The Best Practice Myth
Add bookmarkWhen I was at Deloitte in the late ‘90s/early 2000s, the joke among the junior consultants was that once clients and the general population started to use our industry buzzwords, it was time to change them. “Re-engineering” became “process optimization”, which then became “business process transformation”.
It’s not that these terms have no meaning. These terms became buzzwords that people threw around without a deeper understanding of their value. “Best Practice”, a process or procedure that is the most efficient and effective method of getting something done, has become one of those terms.
“Best practices” can be applied to almost any business process in any industry. I recently had a client who was being merged into a new organization and had to convert to the new company’s payroll system as part of the integration. When faced with redefining and mapping their pay codes, the question asked was “well, what’s best practice?”
The pay codes are simply 4 digit codes that define the different ways of paying people within the system – regular, overtime, shift pay, etc. To get to a best practice, we could have re-defined all of the inputs (time records, benefit enrollments, tax definition, etc) and outputs (how liabilities /expenses and payables hit G/L and A/P, vendor integrations, etc) that yield employee earnings.
READ: Compensation and Benefits Best Practices
The goal of this project was integrating multiple organizations to one payroll resulting in an accurate pay check, and not about current inputs (created by pay and benefit policies and practices).
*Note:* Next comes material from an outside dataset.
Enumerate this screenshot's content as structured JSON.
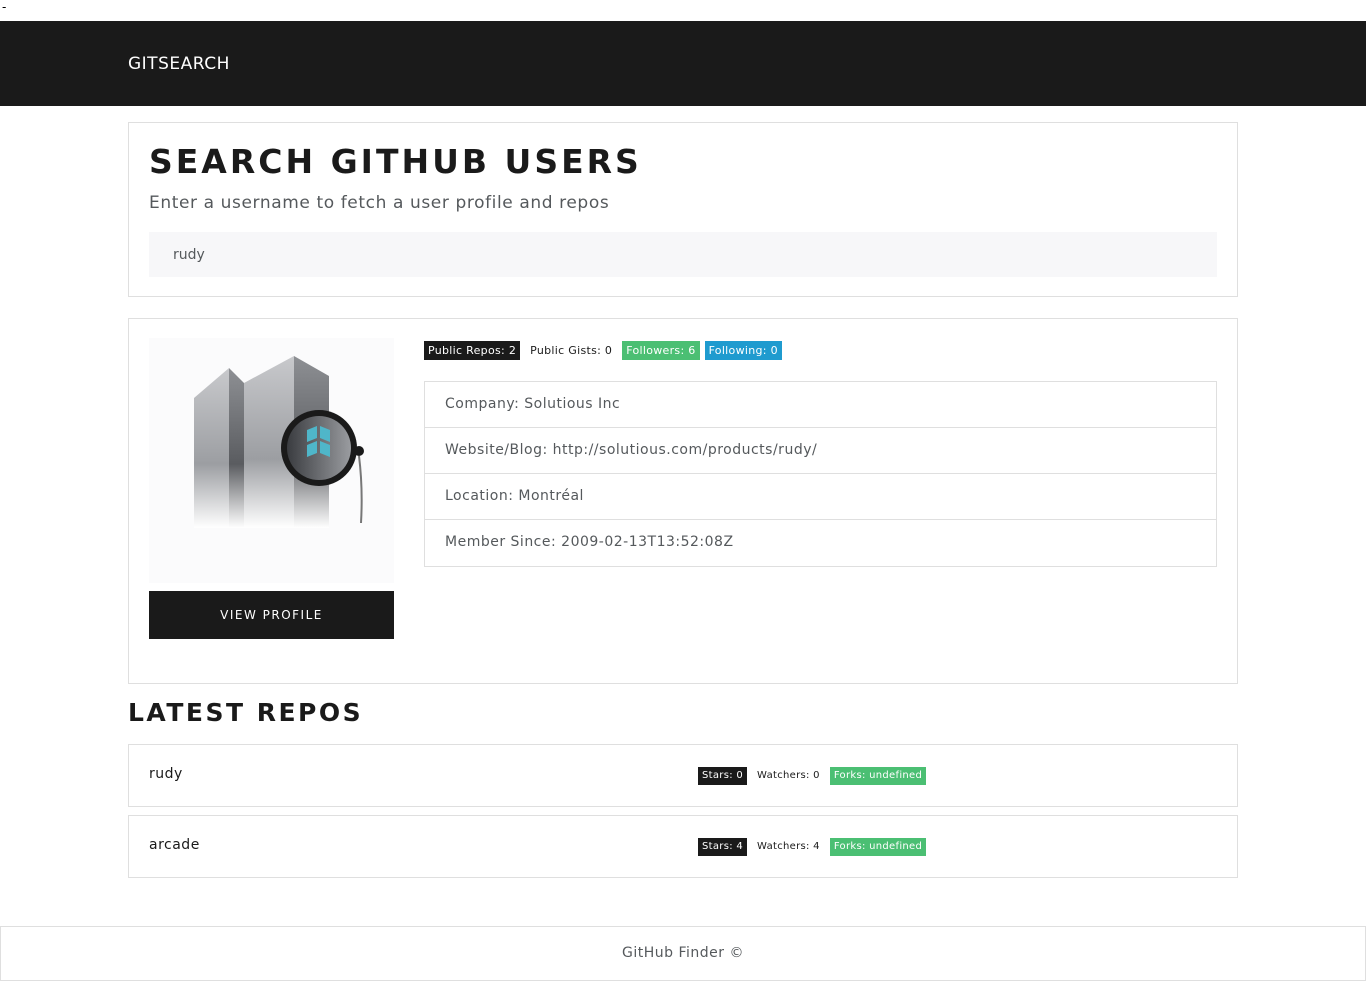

The mandate was expediency, not efficiency. Would this organization have benefited from a best practice review? Absolutely! Was it built into the project or supported by management? No way. There was no room for a “Best Practice” discussion, but I was asked at almost every decision point whether we were going to follow best practices.
On another project where I was implementing a new benefits system and configuring with best practices, I was faced with the issue “well, that method doesn’t work for us” and was asked the question “if we change it to suit our needs, is it still best practice?” Not really, but sort of... And therein lies the myth.
Like all of the buzzwords that preceded it, a singular best practice method isn’t going to work for everyone. More to the point, it isn’t going to work the same for everyone. Organizations are complex organisms with lots of moving parts. Departments are made up of people that are used to doing things in certain ways. There are touchpoints and integrations, technologically and process-oriented, that need to be evaluated and updated in order to truly reach “best practice.”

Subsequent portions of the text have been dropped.